No me dejaba hablar, siempre tenía que ser él quien llevase la voz cantante, el protagonista de la conversación, como si mis palabras no importaran en absoluto, como si mi opinión no tuviera valor. Mis mensajes se quedaban en visto durante días, o peor aún, en completo silencio, como si jamás hubieran existido. Y yo sabía perfectamente que no era por falta de tiempo, porque jamás se separaba de su teléfono. Muchos de esos mensajes ignorados eran súplicas mías, intentos desesperados por arreglar las cosas. Pedía perdón por cosas que ni siquiera eran culpa mía. Y, en los días en que me sentía más valiente, cuando la indignación me invadía, trataba de plantarle cara, de alzar la voz, de poner límites. Pero nada cambiaba. Todo lo que hacía resultaba inútil, como si hablara contra una pared que no me escuchaba.

Yo no me daba cuenta de lo atrapada que estaba en aquella relación, de lo insano que se había vuelto todo. Estaba viviendo en una burbuja de engaño.

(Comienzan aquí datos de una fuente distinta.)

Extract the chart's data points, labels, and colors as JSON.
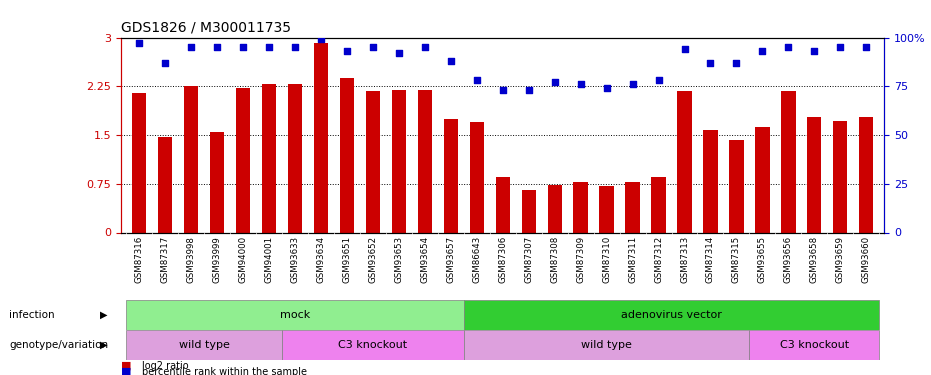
{
  "title": "GDS1826 / M300011735",
  "samples": [
    "GSM87316",
    "GSM87317",
    "GSM93998",
    "GSM93999",
    "GSM94000",
    "GSM94001",
    "GSM93633",
    "GSM93634",
    "GSM93651",
    "GSM93652",
    "GSM93653",
    "GSM93654",
    "GSM93657",
    "GSM86643",
    "GSM87306",
    "GSM87307",
    "GSM87308",
    "GSM87309",
    "GSM87310",
    "GSM87311",
    "GSM87312",
    "GSM87313",
    "GSM87314",
    "GSM87315",
    "GSM93655",
    "GSM93656",
    "GSM93658",
    "GSM93659",
    "GSM93660"
  ],
  "log2_ratio": [
    2.15,
    1.47,
    2.25,
    1.55,
    2.22,
    2.28,
    2.28,
    2.92,
    2.37,
    2.18,
    2.2,
    2.19,
    1.75,
    1.7,
    0.85,
    0.65,
    0.73,
    0.78,
    0.72,
    0.77,
    0.85,
    2.17,
    1.58,
    1.42,
    1.63,
    2.18,
    1.77,
    1.72,
    1.77
  ],
  "percentile": [
    97,
    87,
    95,
    95,
    95,
    95,
    95,
    99,
    93,
    95,
    92,
    95,
    88,
    78,
    73,
    73,
    77,
    76,
    74,
    76,
    78,
    94,
    87,
    87,
    93,
    95,
    93,
    95,
    95
  ],
  "infection_groups": [
    {
      "label": "mock",
      "start": 0,
      "end": 12,
      "color": "#90EE90"
    },
    {
      "label": "adenovirus vector",
      "start": 13,
      "end": 28,
      "color": "#32CD32"
    }
  ],
  "genotype_groups": [
    {
      "label": "wild type",
      "start": 0,
      "end": 5,
      "color": "#DDA0DD"
    },
    {
      "label": "C3 knockout",
      "start": 6,
      "end": 12,
      "color": "#EE82EE"
    },
    {
      "label": "wild type",
      "start": 13,
      "end": 23,
      "color": "#DDA0DD"
    },
    {
      "label": "C3 knockout",
      "start": 24,
      "end": 28,
      "color": "#EE82EE"
    }
  ],
  "bar_color": "#CC0000",
  "dot_color": "#0000CC",
  "ylim_left": [
    0,
    3
  ],
  "ylim_right": [
    0,
    100
  ],
  "yticks_left": [
    0,
    0.75,
    1.5,
    2.25,
    3
  ],
  "yticks_right": [
    0,
    25,
    50,
    75,
    100
  ],
  "ytick_labels_left": [
    "0",
    "0.75",
    "1.5",
    "2.25",
    "3"
  ],
  "ytick_labels_right": [
    "0",
    "25",
    "50",
    "75",
    "100%"
  ],
  "legend_labels": [
    "log2 ratio",
    "percentile rank within the sample"
  ],
  "legend_colors": [
    "#CC0000",
    "#0000CC"
  ],
  "bar_width": 0.55,
  "main_bg": "#ffffff",
  "xtick_bg": "#d0d0d0"
}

Pero estaba tan enamorada, tan ciega por ese sentimiento, que, por más que doliera, por más que viera las señales, seguía sin querer verlo, sin aceptar la verdad.

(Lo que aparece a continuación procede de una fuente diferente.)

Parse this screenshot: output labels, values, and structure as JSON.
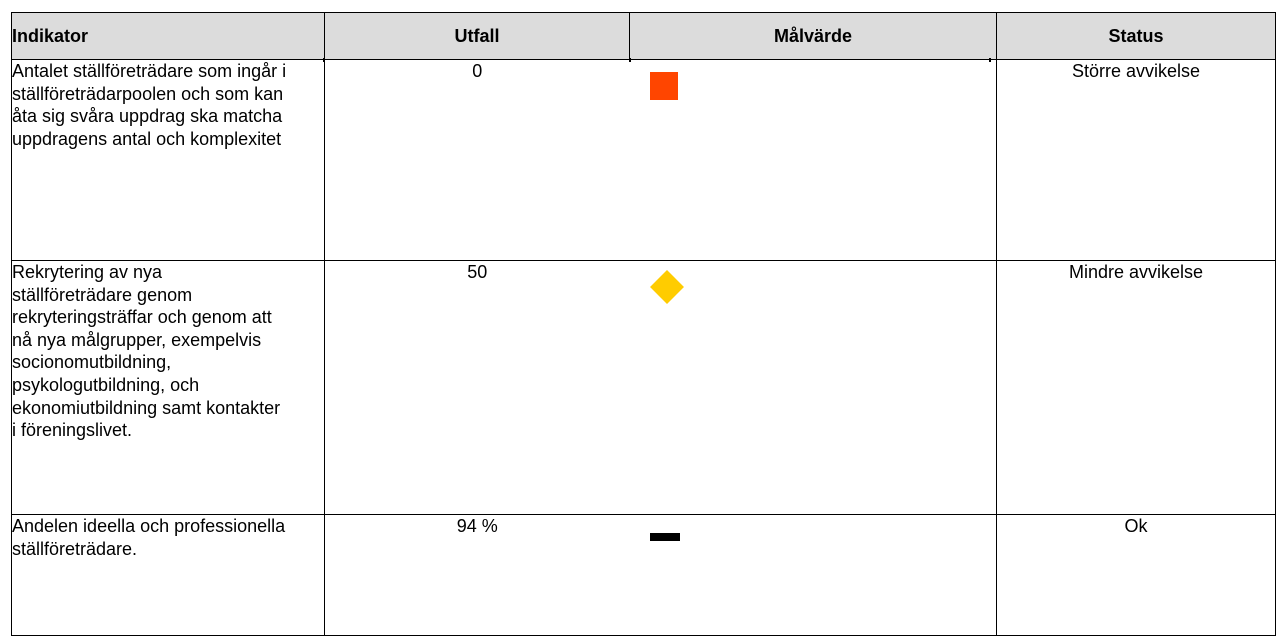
{
  "table": {
    "headers": {
      "indikator": "Indikator",
      "utfall": "Utfall",
      "malvarde": "Målvärde",
      "status": "Status"
    },
    "rows": [
      {
        "indikator": "Antalet ställföreträdare som ingår i ställföreträdarpoolen och som kan åta sig svåra uppdrag ska matcha uppdragens antal och komplexitet",
        "utfall": "0",
        "symbol": "red-square-icon",
        "symbol_color": "#ff4500",
        "status": "Större avvikelse"
      },
      {
        "indikator": "Rekrytering av nya ställföreträdare genom rekryteringsträffar och genom att nå nya målgrupper, exempelvis socionomutbildning, psykologutbildning, och ekonomiutbildning samt kontakter i föreningslivet.",
        "utfall": "50",
        "symbol": "yellow-diamond-icon",
        "symbol_color": "#ffcc00",
        "status": "Mindre avvikelse"
      },
      {
        "indikator": "Andelen ideella och professionella ställföreträdare.",
        "utfall": "94 %",
        "symbol": "black-dash-icon",
        "symbol_color": "#000000",
        "status": "Ok"
      }
    ]
  }
}
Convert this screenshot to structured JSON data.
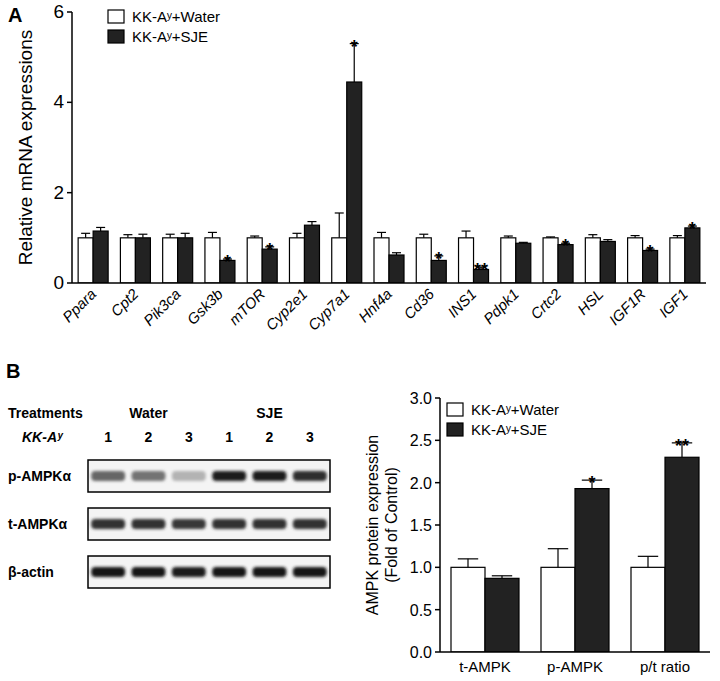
{
  "chart_data": [
    {
      "type": "bar",
      "title": "A",
      "y_label": "Relative mRNA expressions",
      "categories": [
        "Ppara",
        "Cpt2",
        "Pik3ca",
        "Gsk3b",
        "mTOR",
        "Cyp2e1",
        "Cyp7a1",
        "Hnf4a",
        "Cd36",
        "INS1",
        "Pdpk1",
        "Crtc2",
        "HSL",
        "IGF1R",
        "IGF1"
      ],
      "series": [
        {
          "name": "KK-Aʸ+Water",
          "color": "#ffffff",
          "values": [
            1.0,
            1.0,
            1.0,
            1.0,
            1.0,
            1.0,
            1.0,
            1.0,
            1.0,
            1.0,
            1.0,
            1.0,
            1.0,
            1.0,
            1.0
          ],
          "errors": [
            0.1,
            0.07,
            0.08,
            0.12,
            0.04,
            0.1,
            0.55,
            0.12,
            0.08,
            0.15,
            0.04,
            0.02,
            0.07,
            0.05,
            0.05
          ],
          "significance": [
            null,
            null,
            null,
            null,
            null,
            null,
            null,
            null,
            null,
            null,
            null,
            null,
            null,
            null,
            null
          ]
        },
        {
          "name": "KK-Aʸ+SJE",
          "color": "#222222",
          "values": [
            1.15,
            1.0,
            1.0,
            0.5,
            0.75,
            1.28,
            4.45,
            0.62,
            0.5,
            0.3,
            0.88,
            0.85,
            0.92,
            0.72,
            1.22
          ],
          "errors": [
            0.08,
            0.08,
            0.1,
            0.03,
            0.05,
            0.08,
            0.85,
            0.05,
            0.1,
            0.05,
            0.02,
            0.03,
            0.04,
            0.03,
            0.04
          ],
          "significance": [
            null,
            null,
            null,
            "*",
            "*",
            null,
            "*",
            null,
            "*",
            "**",
            null,
            "*",
            null,
            "*",
            "*"
          ]
        }
      ],
      "ylim": [
        0,
        6
      ],
      "yticks": [
        0,
        2,
        4,
        6
      ],
      "legend": "upper-left"
    },
    {
      "type": "bar",
      "title": "B",
      "y_label": [
        "AMPK protein expression",
        "(Fold of Control)"
      ],
      "categories": [
        "t-AMPK",
        "p-AMPK",
        "p/t ratio"
      ],
      "series": [
        {
          "name": "KK-Aʸ+Water",
          "color": "#ffffff",
          "values": [
            1.0,
            1.0,
            1.0
          ],
          "errors": [
            0.1,
            0.22,
            0.13
          ],
          "significance": [
            null,
            null,
            null
          ]
        },
        {
          "name": "KK-Aʸ+SJE",
          "color": "#222222",
          "values": [
            0.87,
            1.93,
            2.3
          ],
          "errors": [
            0.03,
            0.1,
            0.17
          ],
          "significance": [
            null,
            "*",
            "**"
          ]
        }
      ],
      "ylim": [
        0,
        3
      ],
      "yticks": [
        {
          "value": 0,
          "label": "0.0"
        },
        {
          "value": 0.5,
          "label": "0.5"
        },
        {
          "value": 1,
          "label": "1.0"
        },
        {
          "value": 1.5,
          "label": "1.5"
        },
        {
          "value": 2,
          "label": "2.0"
        },
        {
          "value": 2.5,
          "label": "2.5"
        },
        {
          "value": 3,
          "label": "3.0"
        }
      ],
      "legend": "upper-left"
    }
  ],
  "blot": {
    "header": "Treatments",
    "row_label": "KK-Aʸ",
    "groups": [
      {
        "name": "Water",
        "lanes": [
          "1",
          "2",
          "3"
        ]
      },
      {
        "name": "SJE",
        "lanes": [
          "1",
          "2",
          "3"
        ]
      }
    ],
    "bands": [
      {
        "name": "p-AMPKα",
        "intensity": [
          0.6,
          0.55,
          0.3,
          0.88,
          0.88,
          0.82
        ]
      },
      {
        "name": "t-AMPKα",
        "intensity": [
          0.8,
          0.8,
          0.78,
          0.8,
          0.8,
          0.8
        ]
      },
      {
        "name": "β-actin",
        "intensity": [
          0.9,
          0.9,
          0.88,
          0.9,
          0.9,
          0.9
        ]
      }
    ]
  }
}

Después de darle muchas vueltas, de desmenuzar cada interacción, cada palabra, y haber visto con claridad la otra cara de Mario, la que había permanecido oculta, finalmente tomé una decisión. Una decisión que me costó sangre, sudor y lágrimas: iba a plantarle cara. No podía seguir así, mi dignidad, mi bienestar, estaban en juego. Hice todo lo que estuvo en mi mano para recuperar la relación que tenía con Jorge, porque en el fondo de mi corazón sabía que nunca debí permitir que se rompiera, que esa amistad era un tesoro. Le envié muchos mensajes a Mario, intenté hablar con él, hacerle entender mi punto de vista, mis sentimientos, mi necesidad de un cambio. Pero todo desembocó en una fuerte discusión, una de esas que te dejan el alma rota. Durante la pelea, intentó manipularme más de una vez, recurriendo a las mismas tácticas de siempre, a las mismas palabras dulces y envenenadas, pero esta vez ya no le creía. Algo dentro de mí había cambiado, una barrera se había roto, aunque aún no lo comprendiera del todo.

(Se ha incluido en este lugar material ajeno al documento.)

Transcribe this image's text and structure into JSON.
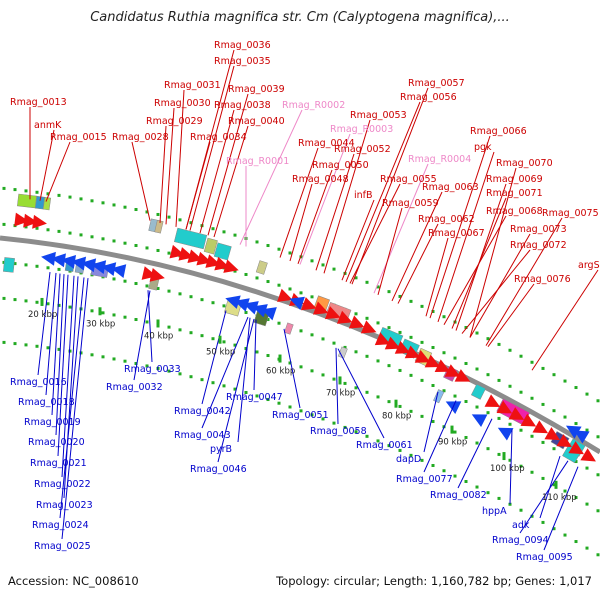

Es cierto que lo quería, y lo quería mucho, más de lo que jamás había querido a nadie. Era un sentimiento profundo y arraigado. Pero eso no significaba que tuviera derecho a manejarme como si fuera una marioneta, a controlar cada aspecto de mi vida. Poco a poco, me fui dando cuenta de que estaba viviendo una mentira, que aquella relación no era lo que yo pensaba que era, que no era amor verdadero, sino posesión y control. En realidad, estaba mucho más ciega de lo que creía, navegando en la oscuridad sin darme cuenta. Siempre hacíamos lo que él quería, nunca se preocupaba por si yo estaba bien, si me sentía cómoda o si realmente me gustaba lo que hacíamos juntos. Y cuando algo no salía como él esperaba, yo era la culpable, sin importar las circunstancias. Muchas veces me echaba la bronca por cosas insignificantes, con ese tono condescendiente que me hacía sentir aún peor, como si todo lo que hacía estuviera mal, como si yo fuera un constante error.

La decisión de confrontarlo me carcomía. Sabía que no podía ser en persona, la distancia lo hacía imposible, lo que solo aumentaba mi frustración. Finalmente, el día de la graduación, con la emoción del final y el vértigo del futuro, decidí que no podía esperar más. Elegí el momento menos oportuno, pero el más necesario. Con las manos temblorosas, marqué su número. El sonido de su voz al otro lado de la línea, tan familiar y a la vez tan ajena, me tensó.

—¿Qué pasa, cariño? —preguntó Mario, su tono despreocupado, como si no hubiera un abismo entre nosotros.

—Mario, no puedo más con esto —solté, mi voz apenas un hilo. Las palabras, antes ensayadas mil veces en mi mente, salían con dificultad.

Su tono cambió, volviéndose más frío. —¿Con qué, exactamente? ¿Con que te quiera?

—No me quieres, Mario —le corregí, reuniendo todas mis fuerzas—. Me controlas. Me manipulas. No me dejas ser yo misma.

Hubo un silencio tenso al otro lado, y pude imaginar su ceño fruncido. —Eso no es cierto. Me preocupo por ti. ¿Por qué estás tan a la defensiva? ¿Es por Jorge, verdad? Te está llenando la cabeza de tonterías.